La Brasserie des Templiers n’y allez pas que pour déjeuner
En effet ce haut lieu de la convivialité à Marseille permet au hasard des rencontres que vous y ferez et de déjeuners de travail de nourrir aussi vos connaissances. Il y a peu, lors d’une repas avec mon complice et ami Ahmed Nadjar, directeur du site média Med In Marseille nous avons interviewé Marie-Jeanne Fay-Bocognani, grande dame du gaullisme social dans la cité phocéenne, qui fut adjointe à Jean-Claude Gaudin à la Solidarité et à la Lutte contre l’Exclusion, qui s’occupa aussi des monuments cultuels, qui est décorée de l’ordre Equestre du Saint-Sépulcre de Jérusalem, qui promeut maintenant la laïcité et la foi républicaine et qui a été enseignante d’histoire. Une femme aux milles vies qui s’est toujours consacrée à aider les plus faibles et à répandre la bonne parole. Présentations faites, revenons à notre échange entre deux coups de fourchettes. Non nous n’avons pas trop parlé de politique mais plutôt de son exercice dans notre ville. Sur le sujet nous serons muets comme des gobis et nous ne vous révélerons aucun secret. De mots en mots nous en sommes venus à l’histoire de Marseille et plus précisément à un événement que bien des marseillais de souches et d’ailleurs ignorent.

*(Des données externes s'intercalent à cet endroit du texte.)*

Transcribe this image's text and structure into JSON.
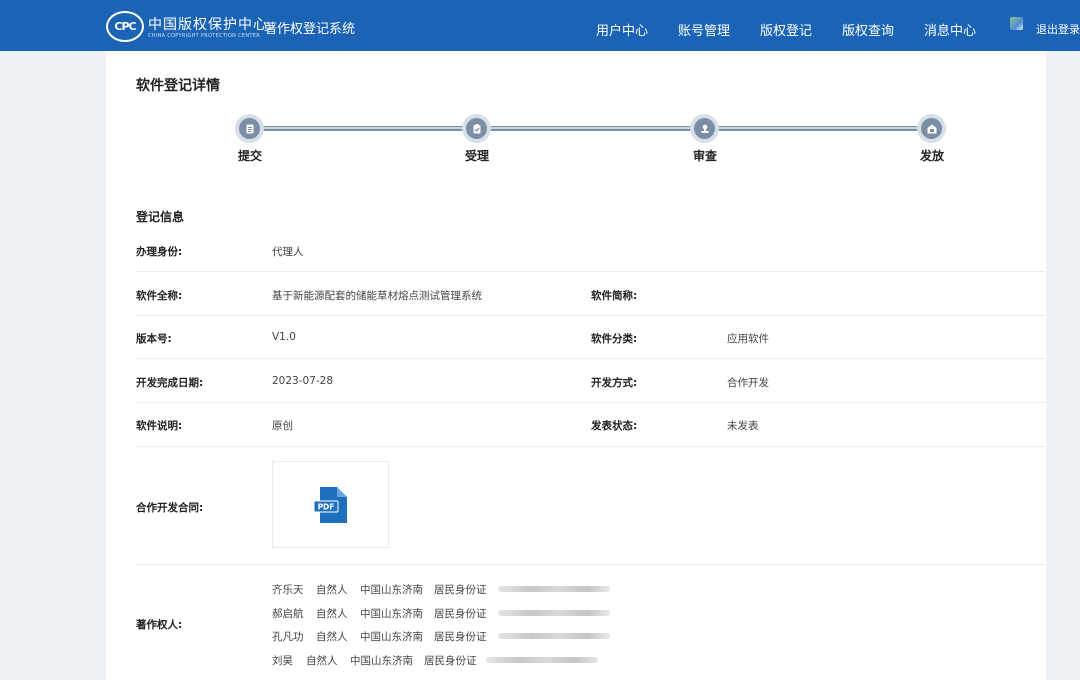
{
  "header": {
    "logo_cn": "中国版权保护中心",
    "logo_en": "CHINA COPYRIGHT PROTECTION CENTER",
    "logo_mark": "CPC",
    "system_name": "著作权登记系统",
    "nav": [
      "用户中心",
      "账号管理",
      "版权登记",
      "版权查询",
      "消息中心"
    ],
    "logout": "退出登录"
  },
  "page": {
    "title": "软件登记详情"
  },
  "steps": [
    {
      "label": "提交",
      "icon": "document-icon"
    },
    {
      "label": "受理",
      "icon": "clipboard-check-icon"
    },
    {
      "label": "审查",
      "icon": "stamp-icon"
    },
    {
      "label": "发放",
      "icon": "certificate-icon"
    }
  ],
  "section": {
    "title": "登记信息"
  },
  "fields": {
    "identity": {
      "label": "办理身份:",
      "value": "代理人"
    },
    "full_name": {
      "label": "软件全称:",
      "value": "基于新能源配套的储能草材熔点测试管理系统"
    },
    "short_name": {
      "label": "软件简称:",
      "value": ""
    },
    "version": {
      "label": "版本号:",
      "value": "V1.0"
    },
    "category": {
      "label": "软件分类:",
      "value": "应用软件"
    },
    "completion_date": {
      "label": "开发完成日期:",
      "value": "2023-07-28"
    },
    "dev_mode": {
      "label": "开发方式:",
      "value": "合作开发"
    },
    "description": {
      "label": "软件说明:",
      "value": "原创"
    },
    "publish_status": {
      "label": "发表状态:",
      "value": "未发表"
    },
    "contract": {
      "label": "合作开发合同:",
      "file_type": "PDF"
    },
    "owners_label": "著作权人:"
  },
  "owners": [
    {
      "name": "齐乐天",
      "type": "自然人",
      "location": "中国山东济南",
      "id_type": "居民身份证"
    },
    {
      "name": "郝启航",
      "type": "自然人",
      "location": "中国山东济南",
      "id_type": "居民身份证"
    },
    {
      "name": "孔凡功",
      "type": "自然人",
      "location": "中国山东济南",
      "id_type": "居民身份证"
    },
    {
      "name": "刘昊",
      "type": "自然人",
      "location": "中国山东济南",
      "id_type": "居民身份证"
    }
  ],
  "colors": {
    "header_bg": "#1a63b5",
    "step_icon": "#7b8ea6",
    "pdf_icon": "#1f6fbf"
  }
}
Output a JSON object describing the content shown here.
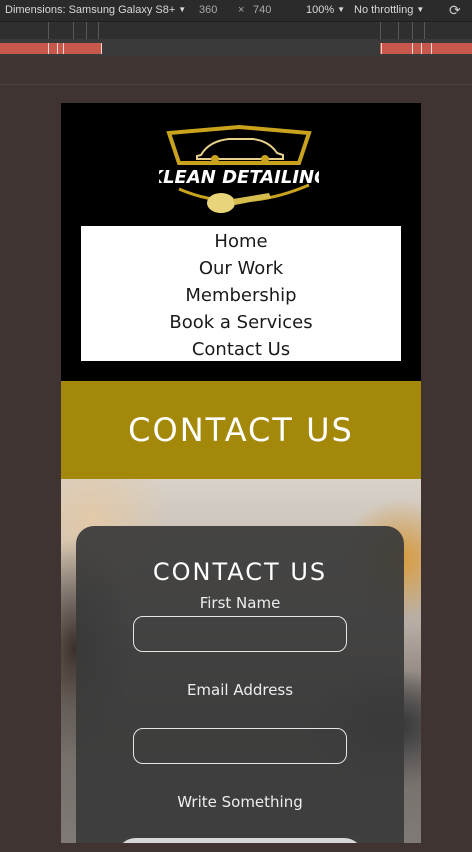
{
  "devtools": {
    "dimensions_label": "Dimensions: Samsung Galaxy S8+",
    "width": "360",
    "times": "×",
    "height": "740",
    "zoom": "100%",
    "throttling": "No throttling"
  },
  "site": {
    "logo_text": "KLEAN DETAILING",
    "nav": [
      "Home",
      "Our Work",
      "Membership",
      "Book a Services",
      "Contact Us"
    ],
    "banner_title": "CONTACT US",
    "form": {
      "title": "CONTACT US",
      "first_name_label": "First Name",
      "email_label": "Email Address",
      "message_label": "Write Something"
    }
  },
  "colors": {
    "banner": "#a38809",
    "logo_gold": "#c9a21e"
  }
}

Du 20 au 24 novembre 1423 ; une flotte aragonaise aux ordres d’Alphonse V, roi de cette contrée attaque la ville, l’incendie et la met à sac.


 

Selon César Nostradamus 400 maisons furent brûlées, des pans de la muraille abattus et les restes mortuaires de Saint-Louis, évêque de Toulouse furent emportés, relique saisie dans une maison voisine du couvent des Frères Mineurs qui avait été ravagé lui aussi et qui se trouvait alors entre la rue Tapis Vert et la rue Thubaneau. Et fait des plus humiliants, les pillards nous volerons une partie de chaîne qui fermait le port la nuit qui était tendue entre deux tours, l’une se situant à l’emplacement du Fort Saint-Jean, l’autre en face au pied de la butte où s’élèvera bien des années plus tard le fort Saint-Nicolas. C’est le capitaine Jean Corveri qui avec une troupe d’élite réalisa cet exploit militaire. Pour ne pas vous accabler d’histoire de la Provence du temps jadis, il faut savoir qu’à cette époque règne sur notre terroir un membre de la maison d’Anjou, alliée du roi de France, Louis III né en 1403, mort en 1434 et souverain de 1417 à 1434. Il est comte de Provence, roi titulaire de Jérusalem et Sicile. Mais ces deux derniers titres ne sont que virtuels, Jérusalem est aux mains des musulmans depuis 1244 et son père Louis II a perdu Naples et toutes ses terres italiennes et la dynastie angevine rêvant toujours de l’Italie s’use à une reconquête infructueuse qui a entrainé Marseille, sa flotte et ses commerçants au bord de la ruine. Surtout qu’elle combat en face les aragonais qui lui dispute ses prétentions sur le sud de la botte. Leur roi est aussi comte de Barcelone, roi de Valence, de Majorque, aussi de Sicile et de Sardaigne. Mais que fait Marie-Jeanne Fay-Bocognani dans cette histoire : tout simplement elle a essayé de racheter l’honneur de nos ancêtres marseillais. Mais comment ? En 2006, elle représente la maire à une réunion internationale sous l’égide de l’ONU pour la lutte contre la pauvreté et cela à Valence. Elle sait qu’à la Cathédrale des Sept Douleurs il y a des morceaux de la fameuse chaîne du Vieux-Port et elle part visiter les lieux avec Jean-Marc Benzi, chevalier du Saint-Sépulcre et président de la commission des finances de notre ville. La chaîne est dans une chapelle particulière décorée avec des scènes d’histoire de la Bible. Elle est bien fixée, verrouillée, cadenassée.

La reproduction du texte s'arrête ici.